Album Review: Dirty Projectors – Bitte Orca




    Over the past few years, I’ve known the album I’d call the best of the year the first time I heard it. Last year it was Man Man’s Rabbit Habits. 2007 resulted in Tears of the Valedictorian by Frog Eyes, and Joanna Newsom’s Ys hooked me the year before that. This year, it’s the Dirty ProjectorsBitte Orca, featuring Amber Coffman and Angel Deradoorian. From its sharp cover to the very last note, the record never hits a dull moment.

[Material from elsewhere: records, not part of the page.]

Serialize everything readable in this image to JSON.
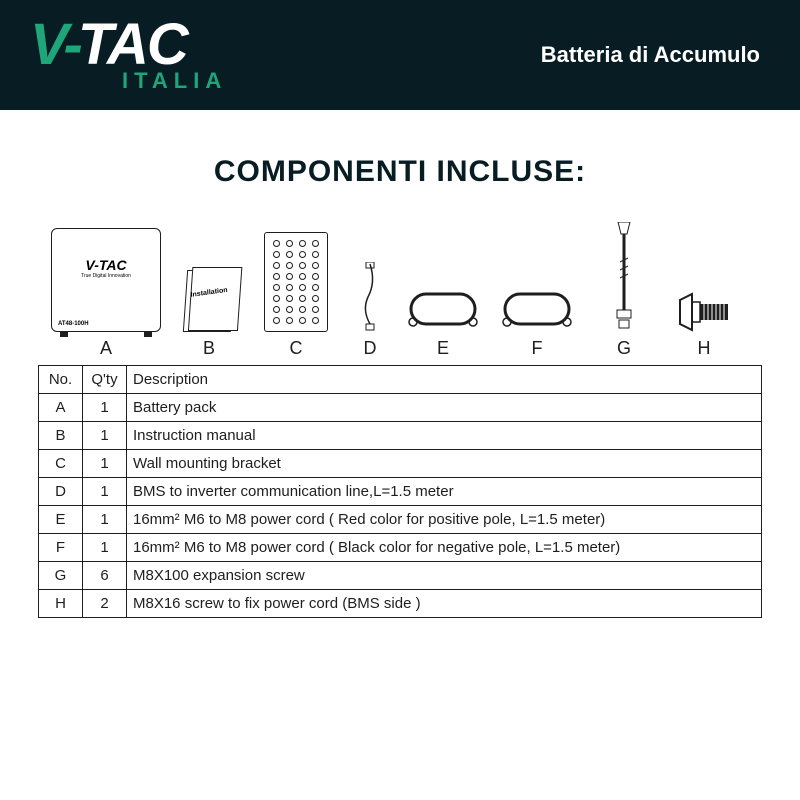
{
  "header": {
    "logo_v": "V-",
    "logo_tac": "TAC",
    "logo_italia": "ITALIA",
    "title": "Batteria di Accumulo",
    "bg_color": "#081c24",
    "accent_color": "#1fa57a",
    "text_color": "#ffffff"
  },
  "section_title": "COMPONENTI INCLUSE:",
  "illustrations": {
    "a_label": "A",
    "b_label": "B",
    "c_label": "C",
    "d_label": "D",
    "e_label": "E",
    "f_label": "F",
    "g_label": "G",
    "h_label": "H",
    "battery_logo": "V-TAC",
    "battery_sub": "True Digital Innovation",
    "battery_model": "AT48-100H",
    "manual_text": "Installation"
  },
  "table": {
    "headers": {
      "no": "No.",
      "qty": "Q'ty",
      "desc": "Description"
    },
    "rows": [
      {
        "no": "A",
        "qty": "1",
        "desc": "Battery pack"
      },
      {
        "no": "B",
        "qty": "1",
        "desc": "Instruction manual"
      },
      {
        "no": "C",
        "qty": "1",
        "desc": "Wall mounting bracket"
      },
      {
        "no": "D",
        "qty": "1",
        "desc": "BMS to inverter communication line,L=1.5 meter"
      },
      {
        "no": "E",
        "qty": "1",
        "desc": "16mm² M6 to M8 power cord ( Red color for positive pole, L=1.5 meter)"
      },
      {
        "no": "F",
        "qty": "1",
        "desc": "16mm² M6 to M8 power cord ( Black color for negative pole, L=1.5 meter)"
      },
      {
        "no": "G",
        "qty": "6",
        "desc": "M8X100 expansion screw"
      },
      {
        "no": "H",
        "qty": "2",
        "desc": "M8X16 screw to fix power cord (BMS side )"
      }
    ],
    "border_color": "#1e1e1e",
    "font_size": 15
  }
}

    Opening track “Cannibal Resource” kicks off with the trademarked loopy guitar, which frontman Dave Longstreth has fueled his career with. The guitar slinks around lithely before the rest of the band kicks in, complete with another Projectors trademark: lilting, wordless, catapulting backing vocals, belted out by bassist/keyboardist Deradoorian and guitarist Coffman.

    The opening line of “Temecula Sunrise” suggests California expanses, as opposed to the band’s Manhattan home: “I live in a new construction home, I live on the strip behind the dealership, yeah”. But that’s always been Longstreth’s lyrical M.O. Instead of cramped, claustrophobic city-scapes, his mind’s out in the bright, golden outdoors. The concept album Getty Address is largely set on the outskirts of society. Multiple songs in the band’s catalogue reference beaches, cliffs and finches.

    Longstreth’s voice climbs through the song like one of his beloved finches, soaring, catching air and following it majestically. Two tracks later, though, another vocalist comes to the fore. “Stillness is the Move” features Amber Coffman on lead vocals, the first pure lead she’s been given as a member of the group. For years, Longstreth has mentioned his appreciation of Mariah Carey, but this is the first song that whole-heartedly seems inspired by her. The staccato, trilled guitar line and radio-ready drum beat set up perfectly for Coffman, as her serenely confident vocals prove an amazing counterpoint to Longstreth’s howl. The track wouldn’t seem out of place on modern R&B radio, and I mean that in the best possible way.

    What’s less fair than two astounding vocalists putting in time for one group? Three astounding vocalists working for the same group. Angel Deradoorian (who will release her debut solo EP “Mind Raft” on May 5, the same day as “Stillness” is released as the first single from Bitte Orca) takes the lead on “Two Doves”, a melancholy track that includes an orchestra backing a swift, finger picked guitar line. However, much like Coffman’s lead, this song can be looked at as Deradoorian’s introduction to the limelight. Her rich, full vocals perfectly balance with the string section, the lyrics of a failing relationship deep and haunting.

    The album title, while I still have no idea of its meaning, blasts into focus in the middle of “Useful Chamber”. The guitars suddenly grunge and speed up, as a doubled, distorted track of Longstreth’s vocals repeats the title back and forth.

    Where a lot of albums would begin to lose steam after such a stellar start, Bitte Orca only charges forward. Another pop-friendly drumbeat opens “No Intention”, complete with handclaps. This, paired with the three vocalists’ swooping in unison, and a compact, stumbling guitar line create a truly strong atmosphere that should win over listeners who weren’t sold on the sprawling, scattered songs Longstreth had been making for years. “You represent something unreal,” Longstreth howls, “but is that what you meant?” As usual, his voice is full, and his confusion is heartfelt, sincere and moving.

    While his previous albums had their share of beautiful moments and impressive pieces, this album represents a developed strength in compact songwriting, an ability that should appeal to a bigger audience.“Remade Horizon”, one of the best tracks I’ve heard this year, is a perfect example of this. The quick, trippy guitar & vocal lines, the majestic howl of Longstreth’s melody, backed by Coffman and Deradoorian’s swoon-worthy vocals, the entrancing call-and-response chorus; it all adds up in a sublimely unusual and unusually sublime tune that should be a huge hit.

    In the end, I’d be shocked if there were a better album to come out this year, unless it was the other album the Projectors have promised to release.